New Zealand

Mururoa veterans say radiation made them sick

17:15 pm on 20 July 2013

New Zealand servicemen who witnessed nuclear tests while aboard two Navy frigates near Mururoa atoll in French Polynesia in 1973 say a disproportionate number of health issues among them must be due to radiation.

The Labour Government at the time sent HMNZS Otago and HMNZS Canterbury to the atoll as a protest against French nuclear testing in the Pacific.

A number of surviving veterans attended a 40th anniversary reunion in Tauranga on Saturday.

Of the 500 men who served on the two ships, the Mururoa Veterans Society says 180 are now dead and a number are sick.

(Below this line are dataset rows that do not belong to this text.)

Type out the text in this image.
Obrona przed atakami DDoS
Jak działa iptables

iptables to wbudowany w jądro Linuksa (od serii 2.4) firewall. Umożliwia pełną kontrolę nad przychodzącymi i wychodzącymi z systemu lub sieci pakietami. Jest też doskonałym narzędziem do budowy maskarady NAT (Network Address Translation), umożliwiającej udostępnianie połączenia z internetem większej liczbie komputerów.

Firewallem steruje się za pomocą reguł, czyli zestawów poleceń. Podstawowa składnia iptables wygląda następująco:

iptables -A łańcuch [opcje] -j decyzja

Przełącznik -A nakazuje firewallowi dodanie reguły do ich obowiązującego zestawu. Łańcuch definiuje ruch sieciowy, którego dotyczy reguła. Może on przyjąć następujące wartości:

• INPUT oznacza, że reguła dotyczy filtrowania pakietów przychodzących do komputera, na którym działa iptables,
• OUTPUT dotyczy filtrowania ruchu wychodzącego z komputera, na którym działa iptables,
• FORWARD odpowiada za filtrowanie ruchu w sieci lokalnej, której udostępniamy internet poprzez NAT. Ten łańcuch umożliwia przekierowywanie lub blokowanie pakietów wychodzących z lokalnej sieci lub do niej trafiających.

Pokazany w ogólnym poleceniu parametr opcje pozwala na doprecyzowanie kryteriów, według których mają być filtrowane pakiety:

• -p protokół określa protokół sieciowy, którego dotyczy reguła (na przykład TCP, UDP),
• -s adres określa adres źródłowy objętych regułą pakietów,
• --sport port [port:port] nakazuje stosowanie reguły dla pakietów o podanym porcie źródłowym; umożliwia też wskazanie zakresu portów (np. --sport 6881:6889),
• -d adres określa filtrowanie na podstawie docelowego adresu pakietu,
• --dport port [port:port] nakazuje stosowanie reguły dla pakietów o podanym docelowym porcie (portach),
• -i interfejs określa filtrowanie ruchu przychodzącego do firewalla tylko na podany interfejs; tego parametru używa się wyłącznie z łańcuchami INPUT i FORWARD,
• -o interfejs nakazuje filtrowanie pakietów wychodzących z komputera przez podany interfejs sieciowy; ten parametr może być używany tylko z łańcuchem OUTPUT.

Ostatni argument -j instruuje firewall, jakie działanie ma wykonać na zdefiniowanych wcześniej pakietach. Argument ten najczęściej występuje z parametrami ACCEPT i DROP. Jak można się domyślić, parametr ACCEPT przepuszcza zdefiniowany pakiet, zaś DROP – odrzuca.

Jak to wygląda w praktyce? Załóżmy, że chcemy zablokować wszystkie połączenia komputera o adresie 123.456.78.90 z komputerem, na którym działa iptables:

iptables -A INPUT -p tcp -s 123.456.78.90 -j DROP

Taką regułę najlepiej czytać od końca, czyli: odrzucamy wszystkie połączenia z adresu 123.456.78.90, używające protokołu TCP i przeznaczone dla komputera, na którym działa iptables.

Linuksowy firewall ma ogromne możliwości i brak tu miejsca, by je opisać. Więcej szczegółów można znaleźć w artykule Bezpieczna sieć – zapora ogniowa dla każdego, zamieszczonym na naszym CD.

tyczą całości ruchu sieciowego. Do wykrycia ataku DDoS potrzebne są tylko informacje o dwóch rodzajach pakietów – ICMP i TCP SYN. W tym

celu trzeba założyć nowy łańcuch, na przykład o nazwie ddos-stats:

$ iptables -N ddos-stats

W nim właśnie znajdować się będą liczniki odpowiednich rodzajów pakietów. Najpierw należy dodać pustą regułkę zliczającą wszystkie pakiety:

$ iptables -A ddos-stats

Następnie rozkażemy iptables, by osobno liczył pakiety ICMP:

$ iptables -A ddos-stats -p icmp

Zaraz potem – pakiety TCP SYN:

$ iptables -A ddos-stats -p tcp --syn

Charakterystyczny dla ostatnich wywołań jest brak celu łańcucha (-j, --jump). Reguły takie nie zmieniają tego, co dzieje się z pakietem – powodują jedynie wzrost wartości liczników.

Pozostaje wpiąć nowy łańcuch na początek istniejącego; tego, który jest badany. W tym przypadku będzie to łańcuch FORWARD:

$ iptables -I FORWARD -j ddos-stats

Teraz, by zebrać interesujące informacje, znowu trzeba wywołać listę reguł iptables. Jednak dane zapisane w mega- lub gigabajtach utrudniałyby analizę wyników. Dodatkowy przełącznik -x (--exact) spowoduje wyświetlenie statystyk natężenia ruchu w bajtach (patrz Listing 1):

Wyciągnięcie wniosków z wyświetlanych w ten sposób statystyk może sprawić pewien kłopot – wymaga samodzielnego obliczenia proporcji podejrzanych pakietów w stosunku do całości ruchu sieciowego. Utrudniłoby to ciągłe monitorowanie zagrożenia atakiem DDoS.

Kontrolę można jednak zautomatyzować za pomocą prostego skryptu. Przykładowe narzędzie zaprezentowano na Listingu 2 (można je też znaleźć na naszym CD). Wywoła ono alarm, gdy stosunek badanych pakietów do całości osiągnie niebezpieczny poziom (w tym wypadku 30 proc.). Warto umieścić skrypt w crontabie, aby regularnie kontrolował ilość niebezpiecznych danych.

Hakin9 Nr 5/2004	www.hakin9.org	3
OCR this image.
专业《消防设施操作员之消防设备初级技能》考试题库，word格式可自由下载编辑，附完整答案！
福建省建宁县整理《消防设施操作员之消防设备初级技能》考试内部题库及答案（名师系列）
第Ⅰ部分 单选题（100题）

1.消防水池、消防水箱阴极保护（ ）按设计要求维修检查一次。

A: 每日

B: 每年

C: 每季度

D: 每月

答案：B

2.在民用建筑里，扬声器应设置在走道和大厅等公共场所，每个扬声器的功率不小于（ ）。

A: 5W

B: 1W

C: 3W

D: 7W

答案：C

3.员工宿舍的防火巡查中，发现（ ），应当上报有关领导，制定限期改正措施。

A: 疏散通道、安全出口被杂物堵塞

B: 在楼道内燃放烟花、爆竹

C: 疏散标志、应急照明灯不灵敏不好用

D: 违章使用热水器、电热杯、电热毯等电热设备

President Peter Mitchell says the veterans want their DNA checked so it can be compared with 500 former sailors of the same age who did not go to Mururoa.

He says while some measures were taken to protect the crew at the time, mistakes were made and radiation was picked up from seawater. "We were sucking in 25 tonne per 24 hours of this water," he says. "Twenty-four tonne of it went into the boilers; the other tonne was given to us to bathe in, to cook in, to drink, shower in."

Mr Mitchell says the veterans' concerns appear to be being ignored. However, Veterans Affairs Minister Michael Woodhouse says 79 of them get a war disablement pension, and he expects the number to rise. He says the threshold for getting a war pension is very moderate and errs on the side of the veteran if there is doubt about their illness relating to service.

Mr Woodhouse says he wants to ensure all servicemen who went to Mururoa are aware of their entitlements.